A professor from Kennesaw State’s School of Culinary Sustainability and Hospitality planned to speak at a faculty senate meeting Monday, March 26, to ask for the senate’s backing in pushing the university to provide a fair review process to determine whether the program should be deactivated.
Jonathan Brown, a senior lecturer within the CSH program, said the university has not communicated any information about the status of the program to faculty since they made these announcements last year and that the university has not submitted a formal deactivation document for the program to the University System of Georgia.
Brown did not have the chance to address the entire faculty senate, but Interim Provost Linda Noble spoke on some of Brown’s concerns about the status of the program at the beginning of the faculty senate meeting.
The University College announced at the end of October 2017 that they would be terminating the CSH program and the funding would be shifted to a new hospitality program within the Coles College of Business.
University College Dean Lynn Disbrow originally announced in an email to students that the program’s curriculum would continue to be offered for three semesters. Later on the same day, Disbrow sent another email to students informing them that then-Provost Ken Harmon approved to continue the program through spring 2021 to give students the opportunity to finish their degrees in four years.
Noble confirmed during Monday’s faculty senate meeting that there is currently no formal documentation to say the program is deactivated, but she said the program is currently under review by the university and the USG.
“It’s not technically in a deactivation state, but we are obviously in a deactivation mode and have been since November,” Brown said. “Part of what I was going to talk about today [Monday] is that does set a really nasty precedent for other programs moving forward. You’re talking about doing a review now that we haven’t heard or seen anything about until you [Noble] showed up.”
Noble explained that the program is not currently under a comprehensive review, but instead a review by the USG and KSU to decide if changes that were made to the curriculum warrant a substantive change approval by the USG. She said they will decide the status of the program after they receive the results of the review, which she said she hopes to receive in the next two weeks.
Noble said that the review probably did not happen before she came back to the university to serve as interim provost because “a lot of people don’t know the policy around degree programs like I do.”
One of the major concerns Brown had about the announcement made in October was that they had to stop allowing new students to enroll in the program. He said that many interested students have come to the CSH program, but that they have had to turn the students down because of the announcement that the program was deactivated.
During the meeting, Brown brought up this concern to Noble, asking if the program could start enrolling new students again.
“I am not in favor of doing that right now,” Noble said. “I think it’s a very good decision to be cautious about admitting new students. We’re going to make a decision very quickly.”
Brown was also concerned with advising holds the university started putting on students that are enrolled in the CSH program in January.
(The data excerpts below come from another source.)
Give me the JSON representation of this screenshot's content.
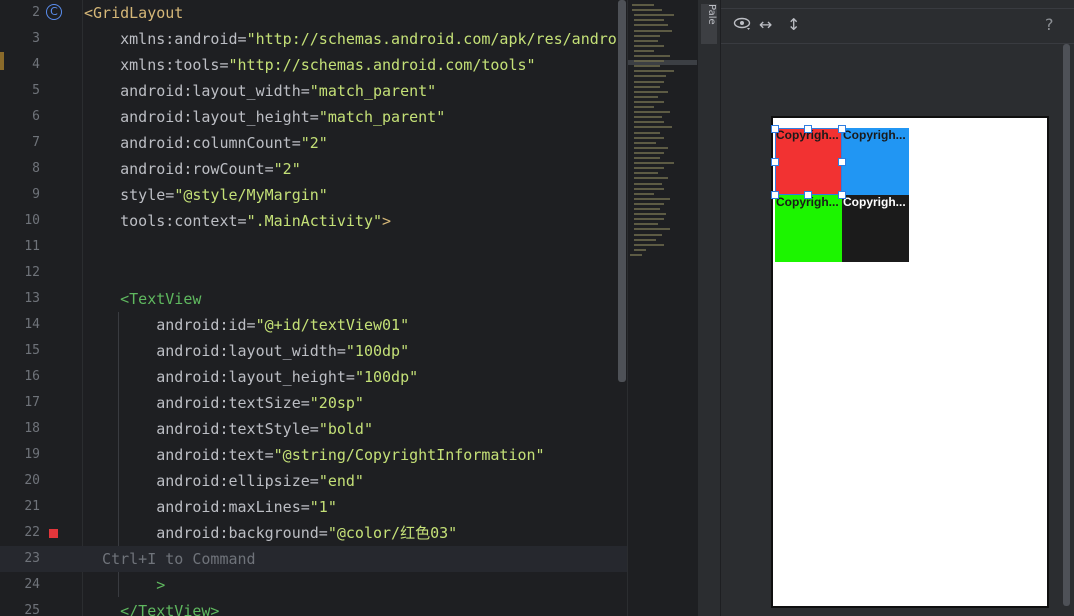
{
  "editor": {
    "lines": [
      {
        "n": "2",
        "segments": [
          {
            "t": "<GridLayout",
            "c": "tag"
          }
        ],
        "marker": "class-icon"
      },
      {
        "n": "3",
        "segments": [
          {
            "t": "    xmlns:android=",
            "c": "attr"
          },
          {
            "t": "\"http://schemas.android.com/apk/res/androi",
            "c": "val"
          }
        ]
      },
      {
        "n": "4",
        "segments": [
          {
            "t": "    xmlns:tools=",
            "c": "attr"
          },
          {
            "t": "\"http://schemas.android.com/tools\"",
            "c": "val"
          }
        ]
      },
      {
        "n": "5",
        "segments": [
          {
            "t": "    android:layout_width=",
            "c": "attr"
          },
          {
            "t": "\"match_parent\"",
            "c": "val"
          }
        ]
      },
      {
        "n": "6",
        "segments": [
          {
            "t": "    android:layout_height=",
            "c": "attr"
          },
          {
            "t": "\"match_parent\"",
            "c": "val"
          }
        ]
      },
      {
        "n": "7",
        "segments": [
          {
            "t": "    android:columnCount=",
            "c": "attr"
          },
          {
            "t": "\"2\"",
            "c": "val"
          }
        ]
      },
      {
        "n": "8",
        "segments": [
          {
            "t": "    android:rowCount=",
            "c": "attr"
          },
          {
            "t": "\"2\"",
            "c": "val"
          }
        ]
      },
      {
        "n": "9",
        "segments": [
          {
            "t": "    style=",
            "c": "attr"
          },
          {
            "t": "\"@style/MyMargin\"",
            "c": "val"
          }
        ]
      },
      {
        "n": "10",
        "segments": [
          {
            "t": "    tools:context=",
            "c": "attr"
          },
          {
            "t": "\".MainActivity\"",
            "c": "val"
          },
          {
            "t": ">",
            "c": "tag"
          }
        ]
      },
      {
        "n": "11",
        "segments": []
      },
      {
        "n": "12",
        "segments": []
      },
      {
        "n": "13",
        "segments": [
          {
            "t": "    <TextView",
            "c": "tag-green"
          }
        ]
      },
      {
        "n": "14",
        "segments": [
          {
            "t": "        android:id=",
            "c": "attr"
          },
          {
            "t": "\"@+id/textView01\"",
            "c": "val"
          }
        ]
      },
      {
        "n": "15",
        "segments": [
          {
            "t": "        android:layout_width=",
            "c": "attr"
          },
          {
            "t": "\"100dp\"",
            "c": "val"
          }
        ]
      },
      {
        "n": "16",
        "segments": [
          {
            "t": "        android:layout_height=",
            "c": "attr"
          },
          {
            "t": "\"100dp\"",
            "c": "val"
          }
        ]
      },
      {
        "n": "17",
        "segments": [
          {
            "t": "        android:textSize=",
            "c": "attr"
          },
          {
            "t": "\"20sp\"",
            "c": "val"
          }
        ]
      },
      {
        "n": "18",
        "segments": [
          {
            "t": "        android:textStyle=",
            "c": "attr"
          },
          {
            "t": "\"bold\"",
            "c": "val"
          }
        ]
      },
      {
        "n": "19",
        "segments": [
          {
            "t": "        android:text=",
            "c": "attr"
          },
          {
            "t": "\"@string/CopyrightInformation\"",
            "c": "val"
          }
        ]
      },
      {
        "n": "20",
        "segments": [
          {
            "t": "        android:ellipsize=",
            "c": "attr"
          },
          {
            "t": "\"end\"",
            "c": "val"
          }
        ]
      },
      {
        "n": "21",
        "segments": [
          {
            "t": "        android:maxLines=",
            "c": "attr"
          },
          {
            "t": "\"1\"",
            "c": "val"
          }
        ]
      },
      {
        "n": "22",
        "segments": [
          {
            "t": "        android:background=",
            "c": "attr"
          },
          {
            "t": "\"@color/红色03\"",
            "c": "val"
          }
        ],
        "marker": "red-square"
      },
      {
        "n": "23",
        "segments": [
          {
            "t": "  Ctrl+I to Command",
            "c": "hint"
          }
        ],
        "current": true
      },
      {
        "n": "24",
        "segments": [
          {
            "t": "        >",
            "c": "tag-green"
          }
        ]
      },
      {
        "n": "25",
        "segments": [
          {
            "t": "    </TextView>",
            "c": "tag-green"
          }
        ]
      }
    ]
  },
  "palette": {
    "label": "Pale"
  },
  "design_toolbar": {
    "eye_icon": "eye-icon",
    "h_icon": "↔",
    "v_icon": "↕",
    "help": "?"
  },
  "preview": {
    "cells": [
      {
        "text": "Copyrigh...",
        "bg": "#f23232",
        "fg": "#1a1a1a"
      },
      {
        "text": "Copyrigh...",
        "bg": "#2196f3",
        "fg": "#1a1a1a"
      },
      {
        "text": "Copyrigh...",
        "bg": "#1cf500",
        "fg": "#1a1a1a"
      },
      {
        "text": "Copyrigh...",
        "bg": "#1b1b1b",
        "fg": "#ffffff"
      }
    ]
  }
}
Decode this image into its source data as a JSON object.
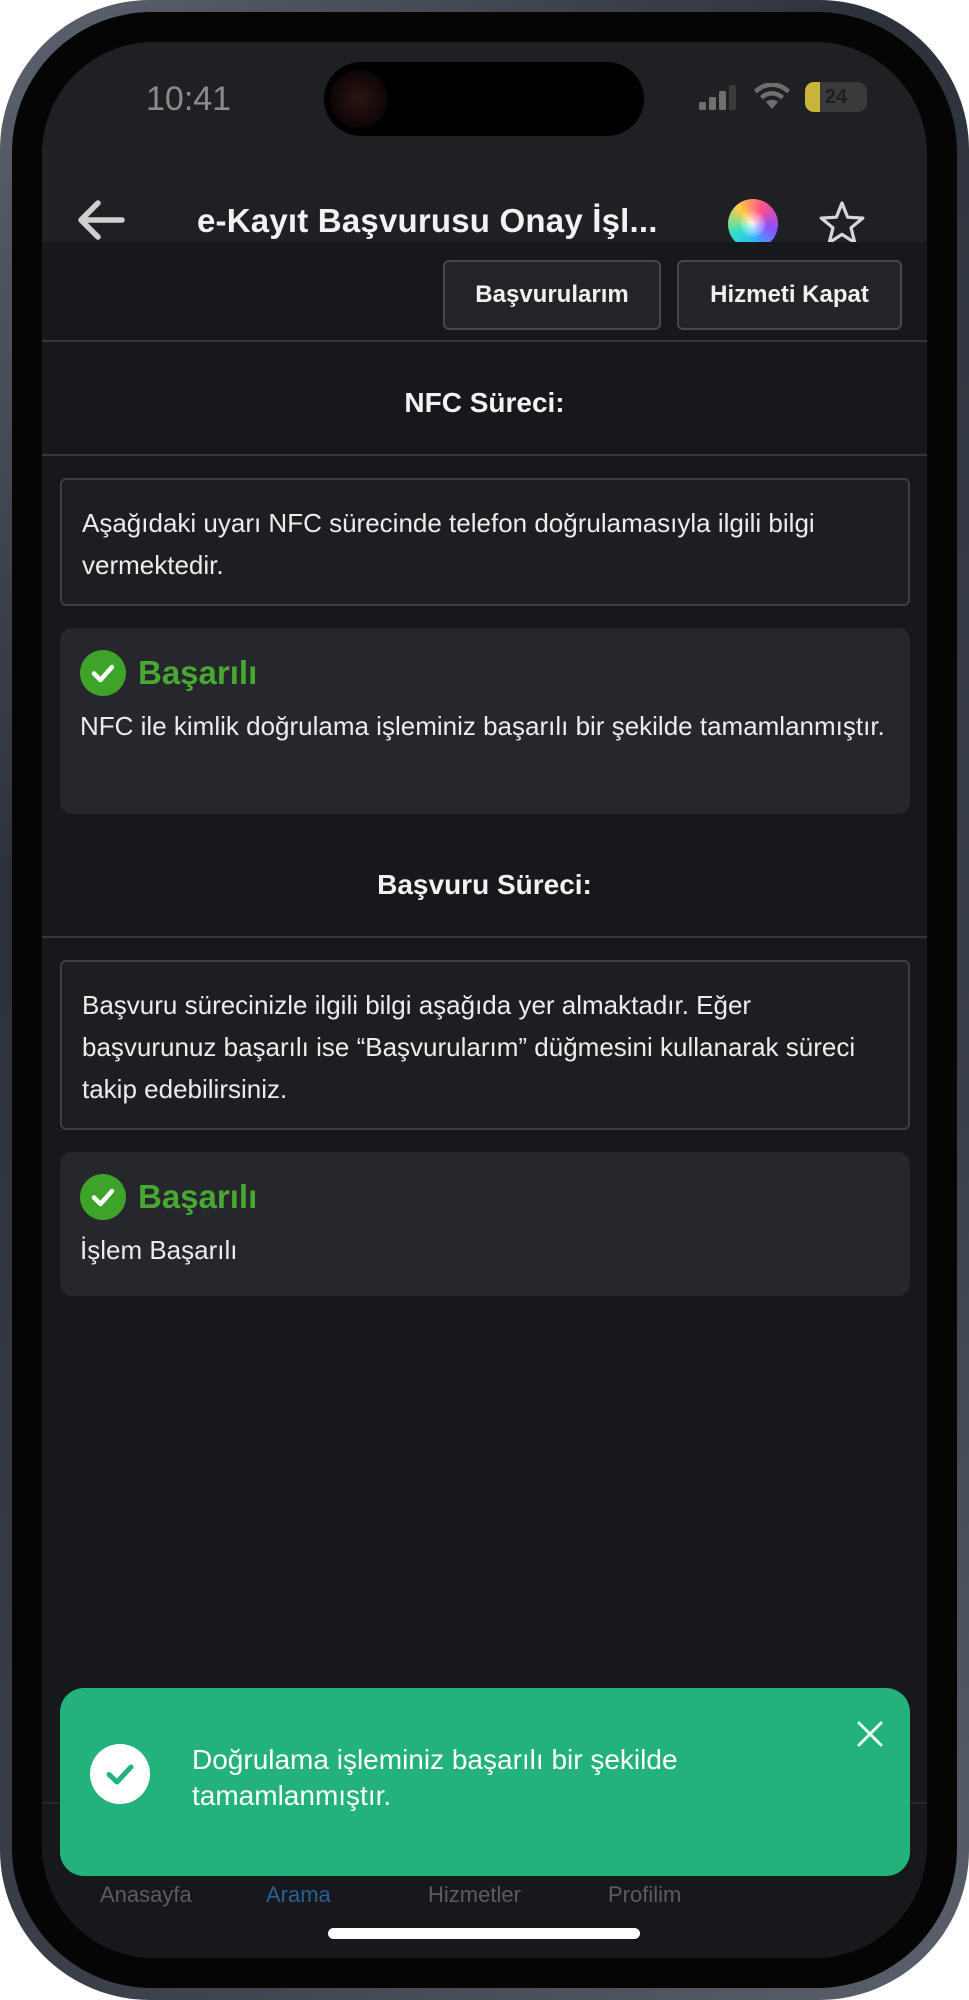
{
  "status_bar": {
    "time": "10:41",
    "battery_percent": "24",
    "battery_level": 0.24,
    "signal_icon": "signal-bars-icon",
    "wifi_icon": "wifi-icon"
  },
  "header": {
    "title": "e-Kayıt Başvurusu Onay İşl...",
    "back_icon": "arrow-left-icon",
    "assistant_icon": "siri-icon",
    "favorite_icon": "star-outline-icon"
  },
  "actions": {
    "applications_label": "Başvurularım",
    "close_service_label": "Hizmeti Kapat"
  },
  "nfc_section": {
    "title": "NFC Süreci:",
    "info_text": "Aşağıdaki uyarı NFC sürecinde telefon doğrulamasıyla ilgili bilgi vermektedir.",
    "status_title": "Başarılı",
    "status_text": "NFC ile kimlik doğrulama işleminiz başarılı bir şekilde tamamlanmıştır."
  },
  "application_section": {
    "title": "Başvuru Süreci:",
    "info_text": "Başvuru sürecinizle ilgili bilgi aşağıda yer almaktadır. Eğer başvurunuz başarılı ise “Başvurularım” düğmesini kullanarak süreci takip edebilirsiniz.",
    "status_title": "Başarılı",
    "status_text": "İşlem Başarılı"
  },
  "toast": {
    "message": "Doğrulama işleminiz başarılı bir şekilde tamamlanmıştır.",
    "color": "#23b27b"
  },
  "tab_bar": {
    "items": [
      {
        "label": "Anasayfa",
        "active": false
      },
      {
        "label": "Arama",
        "active": true
      },
      {
        "label": "Hizmetler",
        "active": false
      },
      {
        "label": "Profilim",
        "active": false
      }
    ]
  },
  "colors": {
    "success_green": "#48a832",
    "background": "#17181b",
    "card": "#25272c"
  }
}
Brown said students have to meet with an adviser every semester and sign a contract that says they will have their degree completed by spring 2021.
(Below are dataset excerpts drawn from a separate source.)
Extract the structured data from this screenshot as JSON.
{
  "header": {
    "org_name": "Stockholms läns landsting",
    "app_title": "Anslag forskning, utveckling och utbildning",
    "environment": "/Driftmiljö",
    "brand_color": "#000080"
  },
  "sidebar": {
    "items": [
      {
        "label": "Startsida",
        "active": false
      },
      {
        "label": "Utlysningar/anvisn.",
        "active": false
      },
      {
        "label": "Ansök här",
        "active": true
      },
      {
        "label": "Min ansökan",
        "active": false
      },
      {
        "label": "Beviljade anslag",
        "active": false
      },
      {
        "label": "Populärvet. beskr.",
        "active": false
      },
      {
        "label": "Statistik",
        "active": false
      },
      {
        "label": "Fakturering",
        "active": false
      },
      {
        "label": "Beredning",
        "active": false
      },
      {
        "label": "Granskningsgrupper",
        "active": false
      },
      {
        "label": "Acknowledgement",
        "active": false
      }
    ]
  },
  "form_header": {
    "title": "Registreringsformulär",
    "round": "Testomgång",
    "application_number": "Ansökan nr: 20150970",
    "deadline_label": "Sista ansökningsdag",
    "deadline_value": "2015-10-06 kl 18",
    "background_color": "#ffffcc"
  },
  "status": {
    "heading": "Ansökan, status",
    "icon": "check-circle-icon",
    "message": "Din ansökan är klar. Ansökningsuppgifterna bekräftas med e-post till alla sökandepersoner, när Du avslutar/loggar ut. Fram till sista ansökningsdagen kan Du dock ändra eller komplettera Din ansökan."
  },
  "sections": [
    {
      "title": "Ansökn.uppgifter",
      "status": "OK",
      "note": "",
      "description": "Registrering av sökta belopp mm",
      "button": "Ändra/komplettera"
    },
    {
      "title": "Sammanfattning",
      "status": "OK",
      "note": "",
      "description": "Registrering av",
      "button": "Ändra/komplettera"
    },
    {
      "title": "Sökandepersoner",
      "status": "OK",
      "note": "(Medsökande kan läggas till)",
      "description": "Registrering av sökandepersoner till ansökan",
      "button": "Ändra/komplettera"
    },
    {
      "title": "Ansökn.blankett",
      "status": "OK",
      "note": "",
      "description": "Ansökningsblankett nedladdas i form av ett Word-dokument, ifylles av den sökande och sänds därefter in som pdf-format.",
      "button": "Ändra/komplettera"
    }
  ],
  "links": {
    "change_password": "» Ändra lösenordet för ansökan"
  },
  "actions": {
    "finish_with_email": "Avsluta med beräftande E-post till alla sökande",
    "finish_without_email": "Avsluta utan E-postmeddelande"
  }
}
Brown said he is concerned this may have scared CSH students and caused them to drop out of the program.
CSH Director Christian Hardigree said that they had 221 students enrolled in the program before the university put the academic hold on students in January. After the hold was placed on students, the number of students enrolled dropped to 197.
Hardigree said the university then issued a moratorium to prevent CSH students from changing their majors to integrative studies, and KSU stopped allowing the CSH program from accepting new students.
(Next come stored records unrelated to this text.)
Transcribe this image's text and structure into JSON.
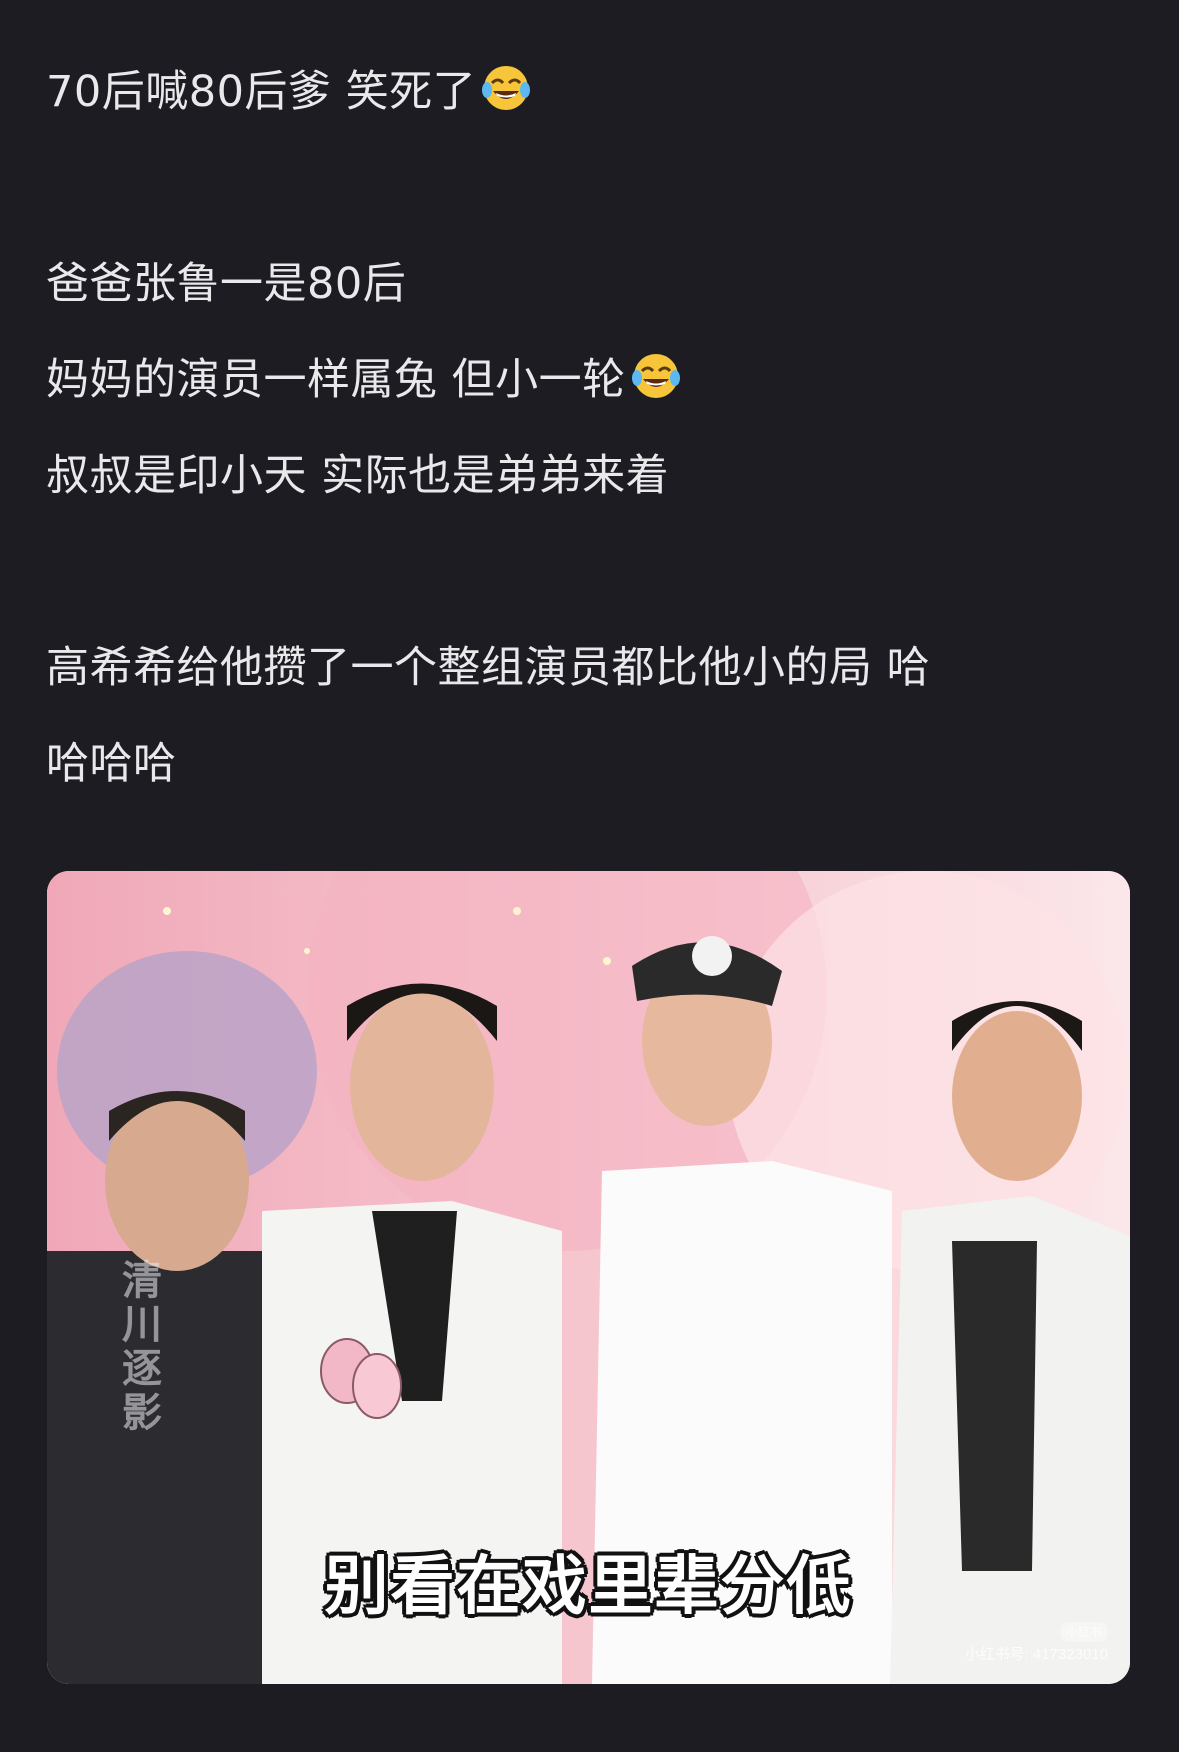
{
  "post": {
    "lines": [
      "70后喊80后爹 笑死了",
      "",
      "爸爸张鲁一是80后",
      "妈妈的演员一样属兔 但小一轮",
      "叔叔是印小天 实际也是弟弟来着",
      "",
      "高希希给他攒了一个整组演员都比他小的局 哈",
      "哈哈哈"
    ],
    "emoji": "tears-of-joy-emoji"
  },
  "image": {
    "caption": "别看在戏里辈分低",
    "watermark_vertical": "清川逐影",
    "corner_logo": "小红书",
    "corner_watermark": "小红书号: 417323010"
  },
  "colors": {
    "background": "#1c1c22",
    "text": "#e9e9ec"
  }
}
“I do not know how many more students are changing their majors after the moratorium is lifted, but there is a list,” Hardigree said.
Brown said that those within the CSH program are completely willing to go through a review and possible deactivation process and that they fully support the new program being put together within the Coles College of Business, but he believes the decisions about the status of the program are being made without the faculty.
Noble said during the faculty senate meeting that if there were an overall review of the program, the faculty would be involved in the discussion.
“At the end of the day, the people who are supposed to dictate the direction of any university is supposed to be the faculty,” Brown said. “The faculty is who owns the curriculum. The faculty is who owns the long-term growth of a university.”
Megan Butler contributed to this story.